For long established businesses that find their green horizons cloudy because of too much confusing GHG data, the sharing of the platform with other business owners will allow for concrete discussions, keeping in mind the various constraints of running a business which sometimes escapes the environmental brigade. For new entrants to the industry, the sheer combined experience of those on the table will provide a good source of expert practical knowledge that will help them. “For a vertical textile manufacturer such as us, sustainability needs a holistic approach. A part of it is making better products, which not only serve customers’ needs but also help in resource minimisation,” expresses Shreyaskar Chaudhary, Managing Director, Pratibha Syntex, and one of the founding partners of the India GHG Program.
GHG AND THE CONSUMER
The consumer is a major stakeholder within the apparel and textile industry. While some seek to know the ‘what’ and the ‘how’ of product creation, others are largely indifferent. However, amongst the many concerns of becoming greener, fashion brands have mentioned that consumers are not sufficiently cognisant of production processes to appreciate positive changes, thus bringing no value addition to the product. Bridging this knowledge gap will require awareness building, which does not fall within the end goal of the brand.
Interestingly enough, among the GHG Program’s repertoire for the textile sector, there is one idea that helps manoeuvre this tricky curve of the brand’s purpose versus the brand’s scope. WRI India, with its partners within the India GHG Program, is in the final stages of developing an advanced tool to measure the total emissions of each individual product by the end of its production life cycle.
According to Pragnesh Shah, CEO – (Cotton and Agri Business) and Head of Sustainability, Arvind Ltd., “It is necessary to understand the breakup of GHG emissions and other environmental impacts over the lifecycle of the product. It is essential to educate the users about the manufacturing footprint and the potential footprint during use.” This emission data, when provided to the consumers, will allow them to make an informed choice while simultaneously building awareness. This result in customers buying more products from the brands which provide such information. This will also promote transparency, an essential aspect of becoming accountable for sustainable practices.
Sustainable practices require change, but brands and textile companies are burdened by a production chain which cannot be tinkered with.
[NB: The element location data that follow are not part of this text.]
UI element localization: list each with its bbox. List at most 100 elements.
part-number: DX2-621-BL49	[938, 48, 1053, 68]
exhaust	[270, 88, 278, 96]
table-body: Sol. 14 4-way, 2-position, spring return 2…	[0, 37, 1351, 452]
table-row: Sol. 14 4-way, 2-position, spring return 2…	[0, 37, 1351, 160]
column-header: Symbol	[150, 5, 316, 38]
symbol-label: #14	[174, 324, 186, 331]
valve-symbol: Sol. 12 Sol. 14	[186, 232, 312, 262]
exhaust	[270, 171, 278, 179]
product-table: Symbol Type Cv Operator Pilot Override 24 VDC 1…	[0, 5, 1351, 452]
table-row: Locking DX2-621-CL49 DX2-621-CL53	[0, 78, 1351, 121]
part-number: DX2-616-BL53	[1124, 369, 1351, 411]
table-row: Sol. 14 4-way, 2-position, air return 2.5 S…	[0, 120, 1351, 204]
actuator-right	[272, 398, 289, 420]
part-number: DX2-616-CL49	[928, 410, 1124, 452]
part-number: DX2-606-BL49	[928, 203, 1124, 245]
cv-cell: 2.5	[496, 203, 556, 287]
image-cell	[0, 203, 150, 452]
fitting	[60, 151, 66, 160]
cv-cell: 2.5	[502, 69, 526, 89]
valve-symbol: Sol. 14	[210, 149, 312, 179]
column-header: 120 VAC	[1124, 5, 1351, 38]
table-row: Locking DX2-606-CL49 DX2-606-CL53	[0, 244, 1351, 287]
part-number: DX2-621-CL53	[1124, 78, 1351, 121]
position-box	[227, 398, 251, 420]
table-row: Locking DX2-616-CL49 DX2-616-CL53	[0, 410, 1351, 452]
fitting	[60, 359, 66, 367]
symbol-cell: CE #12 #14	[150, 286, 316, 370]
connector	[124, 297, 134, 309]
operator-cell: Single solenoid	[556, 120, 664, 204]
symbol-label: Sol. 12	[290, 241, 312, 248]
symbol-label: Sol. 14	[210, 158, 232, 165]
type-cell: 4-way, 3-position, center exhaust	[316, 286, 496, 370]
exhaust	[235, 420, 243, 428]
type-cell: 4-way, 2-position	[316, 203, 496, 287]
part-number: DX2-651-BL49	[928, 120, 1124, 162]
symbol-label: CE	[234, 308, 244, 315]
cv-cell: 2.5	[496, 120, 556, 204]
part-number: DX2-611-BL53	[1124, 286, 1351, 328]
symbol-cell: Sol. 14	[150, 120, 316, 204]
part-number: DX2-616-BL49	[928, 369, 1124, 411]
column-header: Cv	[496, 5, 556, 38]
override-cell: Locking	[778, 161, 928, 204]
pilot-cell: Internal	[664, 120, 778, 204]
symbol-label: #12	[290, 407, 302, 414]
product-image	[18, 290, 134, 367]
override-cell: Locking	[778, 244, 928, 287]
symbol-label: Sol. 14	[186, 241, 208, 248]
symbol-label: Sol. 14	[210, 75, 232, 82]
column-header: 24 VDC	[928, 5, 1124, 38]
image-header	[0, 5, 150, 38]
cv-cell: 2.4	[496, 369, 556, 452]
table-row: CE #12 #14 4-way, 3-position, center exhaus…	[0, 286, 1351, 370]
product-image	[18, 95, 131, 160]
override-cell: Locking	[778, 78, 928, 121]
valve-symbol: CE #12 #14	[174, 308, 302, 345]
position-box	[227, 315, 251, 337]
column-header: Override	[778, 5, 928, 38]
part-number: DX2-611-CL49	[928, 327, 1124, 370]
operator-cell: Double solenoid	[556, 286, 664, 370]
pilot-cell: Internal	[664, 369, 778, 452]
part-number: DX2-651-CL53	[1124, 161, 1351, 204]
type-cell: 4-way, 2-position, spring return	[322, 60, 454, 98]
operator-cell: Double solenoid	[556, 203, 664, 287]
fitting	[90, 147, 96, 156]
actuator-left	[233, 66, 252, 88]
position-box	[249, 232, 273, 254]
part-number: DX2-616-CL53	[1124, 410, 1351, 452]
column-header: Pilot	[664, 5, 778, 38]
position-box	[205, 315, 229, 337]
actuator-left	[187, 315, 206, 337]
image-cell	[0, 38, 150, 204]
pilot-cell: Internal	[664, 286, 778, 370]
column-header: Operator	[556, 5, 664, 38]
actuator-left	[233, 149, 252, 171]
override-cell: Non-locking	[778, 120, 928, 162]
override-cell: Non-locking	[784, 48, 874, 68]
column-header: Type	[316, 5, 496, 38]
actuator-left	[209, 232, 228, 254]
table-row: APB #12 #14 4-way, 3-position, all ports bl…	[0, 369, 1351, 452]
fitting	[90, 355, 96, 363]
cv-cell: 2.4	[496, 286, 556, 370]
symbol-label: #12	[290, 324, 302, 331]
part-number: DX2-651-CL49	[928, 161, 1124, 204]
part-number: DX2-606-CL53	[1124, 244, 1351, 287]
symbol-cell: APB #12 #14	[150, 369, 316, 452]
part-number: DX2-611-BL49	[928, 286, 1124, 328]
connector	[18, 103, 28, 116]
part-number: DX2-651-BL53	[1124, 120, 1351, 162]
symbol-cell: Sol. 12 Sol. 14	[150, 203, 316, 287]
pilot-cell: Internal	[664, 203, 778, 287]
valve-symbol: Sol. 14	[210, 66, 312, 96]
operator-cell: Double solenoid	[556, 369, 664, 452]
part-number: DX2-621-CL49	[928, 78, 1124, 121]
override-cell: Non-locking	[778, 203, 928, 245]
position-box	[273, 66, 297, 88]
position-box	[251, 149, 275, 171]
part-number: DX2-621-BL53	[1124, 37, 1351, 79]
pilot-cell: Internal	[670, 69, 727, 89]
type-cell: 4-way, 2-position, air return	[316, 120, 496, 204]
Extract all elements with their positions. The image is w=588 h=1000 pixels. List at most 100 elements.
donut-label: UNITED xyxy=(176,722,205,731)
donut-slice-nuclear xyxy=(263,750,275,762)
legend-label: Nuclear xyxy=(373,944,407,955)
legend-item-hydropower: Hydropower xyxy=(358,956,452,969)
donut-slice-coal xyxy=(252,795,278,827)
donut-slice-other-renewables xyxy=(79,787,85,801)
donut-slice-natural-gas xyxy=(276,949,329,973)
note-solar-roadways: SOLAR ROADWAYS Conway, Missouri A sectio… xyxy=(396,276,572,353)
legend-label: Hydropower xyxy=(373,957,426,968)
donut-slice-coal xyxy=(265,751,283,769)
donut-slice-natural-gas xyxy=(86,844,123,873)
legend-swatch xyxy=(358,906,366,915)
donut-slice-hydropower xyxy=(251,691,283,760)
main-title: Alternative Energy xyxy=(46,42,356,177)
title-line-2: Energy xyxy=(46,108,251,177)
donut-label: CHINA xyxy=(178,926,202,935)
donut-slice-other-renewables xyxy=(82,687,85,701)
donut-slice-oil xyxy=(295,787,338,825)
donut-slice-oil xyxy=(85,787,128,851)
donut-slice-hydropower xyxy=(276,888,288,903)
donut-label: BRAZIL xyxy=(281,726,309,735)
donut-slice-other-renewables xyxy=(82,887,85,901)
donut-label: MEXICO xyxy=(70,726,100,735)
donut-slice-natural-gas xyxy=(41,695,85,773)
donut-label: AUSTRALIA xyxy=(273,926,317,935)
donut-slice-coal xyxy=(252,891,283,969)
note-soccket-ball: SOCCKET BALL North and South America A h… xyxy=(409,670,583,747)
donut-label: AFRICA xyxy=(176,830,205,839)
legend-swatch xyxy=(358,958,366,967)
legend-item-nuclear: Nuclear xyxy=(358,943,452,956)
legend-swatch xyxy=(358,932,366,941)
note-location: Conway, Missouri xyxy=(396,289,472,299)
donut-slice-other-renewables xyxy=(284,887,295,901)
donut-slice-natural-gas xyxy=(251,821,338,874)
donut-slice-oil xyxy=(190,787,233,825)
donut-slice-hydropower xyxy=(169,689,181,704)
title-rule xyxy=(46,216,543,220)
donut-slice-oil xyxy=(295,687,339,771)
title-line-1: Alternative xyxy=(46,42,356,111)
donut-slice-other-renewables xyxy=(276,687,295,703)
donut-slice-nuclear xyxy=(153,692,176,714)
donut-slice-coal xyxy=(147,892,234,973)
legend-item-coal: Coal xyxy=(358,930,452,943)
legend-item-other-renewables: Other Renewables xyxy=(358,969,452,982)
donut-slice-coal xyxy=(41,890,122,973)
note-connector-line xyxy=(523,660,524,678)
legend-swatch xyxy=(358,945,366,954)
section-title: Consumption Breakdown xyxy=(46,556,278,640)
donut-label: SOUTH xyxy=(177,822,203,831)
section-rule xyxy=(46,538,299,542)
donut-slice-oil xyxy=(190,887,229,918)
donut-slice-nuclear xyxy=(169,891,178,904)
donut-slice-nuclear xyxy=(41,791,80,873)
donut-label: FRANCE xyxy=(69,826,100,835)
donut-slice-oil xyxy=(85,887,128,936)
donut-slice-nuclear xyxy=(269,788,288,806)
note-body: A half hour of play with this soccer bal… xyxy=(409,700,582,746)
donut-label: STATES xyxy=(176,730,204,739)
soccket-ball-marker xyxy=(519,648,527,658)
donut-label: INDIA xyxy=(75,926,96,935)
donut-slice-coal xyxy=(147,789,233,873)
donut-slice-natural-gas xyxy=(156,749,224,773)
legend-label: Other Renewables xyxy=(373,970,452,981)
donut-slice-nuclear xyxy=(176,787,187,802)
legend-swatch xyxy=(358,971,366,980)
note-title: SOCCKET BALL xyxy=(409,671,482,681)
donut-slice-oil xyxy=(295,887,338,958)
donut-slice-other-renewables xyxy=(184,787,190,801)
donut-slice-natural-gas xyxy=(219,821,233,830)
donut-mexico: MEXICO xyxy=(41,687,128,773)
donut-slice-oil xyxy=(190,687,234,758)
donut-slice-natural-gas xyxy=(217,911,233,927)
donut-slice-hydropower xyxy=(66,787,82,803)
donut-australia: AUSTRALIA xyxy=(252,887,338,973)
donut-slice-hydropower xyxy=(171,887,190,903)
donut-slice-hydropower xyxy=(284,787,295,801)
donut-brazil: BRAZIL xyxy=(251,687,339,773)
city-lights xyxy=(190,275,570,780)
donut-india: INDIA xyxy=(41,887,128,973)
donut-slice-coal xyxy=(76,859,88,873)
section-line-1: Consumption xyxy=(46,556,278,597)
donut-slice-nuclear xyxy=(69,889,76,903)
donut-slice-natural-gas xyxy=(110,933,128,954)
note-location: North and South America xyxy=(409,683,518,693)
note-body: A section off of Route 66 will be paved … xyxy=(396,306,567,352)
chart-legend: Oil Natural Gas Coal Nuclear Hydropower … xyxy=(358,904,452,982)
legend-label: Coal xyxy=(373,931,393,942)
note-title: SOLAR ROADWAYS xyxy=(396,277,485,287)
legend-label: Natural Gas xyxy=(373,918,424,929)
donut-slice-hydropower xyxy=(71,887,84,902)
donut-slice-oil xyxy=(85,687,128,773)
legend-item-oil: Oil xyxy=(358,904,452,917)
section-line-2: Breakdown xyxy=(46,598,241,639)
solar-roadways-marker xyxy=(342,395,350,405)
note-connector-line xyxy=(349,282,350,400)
Thankfully, this does not negate the possibility of becoming eco-friendly. The Program additionally offers the alternative of offsetting emissions where reduction is not possible. The proposal is to make the production line inputs green, rather than completely overhaul the production chain. Using renewable energy, making energy usage lean, redesigning the process, and rehauling equipment are all ways to compensate for the emissions. Dr Jagadish Barik, Chief Sustainability Officer and VP - Business Excellence of Textiles, Acrylic Fibre & Overseas Spinning Business, Aditya Birla Group, backs up their strong support for sustainability. “I strongly believe that commodities as we know them today will not exist in the future, because sustainability issues will translate into product attributes. We will move from the system of commodities being priced according to the cost of production to a value added system. There could be a shake-out period for companies that score poorly on sustainability.”
The issue of the market for eco-friendly apparel being niche is very true. But the reason is usually the cost of the final product. By simply being more efficient, systematic and making a one time investment in better quality equipment, brands can join this niche market with a progressively affordable apparel choices. These changes will result in lower costs in the long run, the creation of a new loyal customer base and economies of scale.